In the present study, the TBA value of fresh raw sardine was 1.03 mg MA kg^-1. After the treatment processes, sharp increases (p<0.01) in the initial TBA values to high levels of 5.56, 3.01, 3.89 and 3.97 were measured for groups A, B, C and D, respectively. During storage, there was a tendency towards an increase in TBA values up to a maximal point (at 5 months of storage, groups A).

The decrease in TBA content after the peak point has been attributed to the interaction between MA and decomposition products of protein to give tertiary degradation products (Fernandez et al., 1997; Reddy and Setty, 1996). The present result indicated that oxidative rancidity in marinated fillet samples increased throughout the entire period of storage at 4°C and its level was within the acceptability limits for fish consumption for B, C and D groups. However, groups A values (end of storage time) than higer acceptability limits (5.56 mg MA kg^-1).
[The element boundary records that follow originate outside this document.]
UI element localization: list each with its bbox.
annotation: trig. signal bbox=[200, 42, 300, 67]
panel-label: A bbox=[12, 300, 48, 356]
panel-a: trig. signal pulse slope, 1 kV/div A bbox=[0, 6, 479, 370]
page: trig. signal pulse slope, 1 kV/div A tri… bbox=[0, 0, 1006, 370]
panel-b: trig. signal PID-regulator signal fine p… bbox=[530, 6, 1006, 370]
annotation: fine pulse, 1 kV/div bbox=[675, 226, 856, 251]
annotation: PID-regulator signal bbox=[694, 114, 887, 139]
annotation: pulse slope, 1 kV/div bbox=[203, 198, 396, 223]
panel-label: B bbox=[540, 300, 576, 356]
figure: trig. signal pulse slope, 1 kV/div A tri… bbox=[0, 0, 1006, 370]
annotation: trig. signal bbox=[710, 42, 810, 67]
TBA levels were reported in salted anchovies during 9 weeks of ripening in cans at 20°C (Hernandez-Herrero et al., 2002) and also in non-pasteurized sardine marinade in tomato sauce during 6 months of storage at 4°C (Kilinc and Cakli, 2005) than higer this study who also concluded that TBA may not be a reliable criterion for anchovies salted under the condition used. The salt and water activity values of sardine fillets insignificant (p>0.05) during the storage periods (Table 2). Sensory scores of dry salted sardine significantly decreased (p<0.05) throughout the storage (Table 3). Sensory scores of sardine salted with potassium sorbate were significantly higher (p<0.05) than those found in sardine dry salted (A group). The samples had good quality up to 5 months.

CONCLUSION

In this study, the shelf life of gutted and ungutted sardine samples in salted and potassium sorbate with salt were determined as 5 months at 4°C. At the end of this study while the differences between salt, a_w and pH value of salted and potassium sorbate with salted samples were not statistically significant (p>0.05), the difference between TVB-N, TBA, MAB, LAB, Enterobacteriaceae, yeast and moulds count of salted and potassium sorbate with salted sardine samples were significant (p<0.05). The dry salted and fillets process affect the shelf life of the sardine. At the end of the storage of 5 months A group were found unconsumable according to the results of chemical and microbiological values and sensory analysis.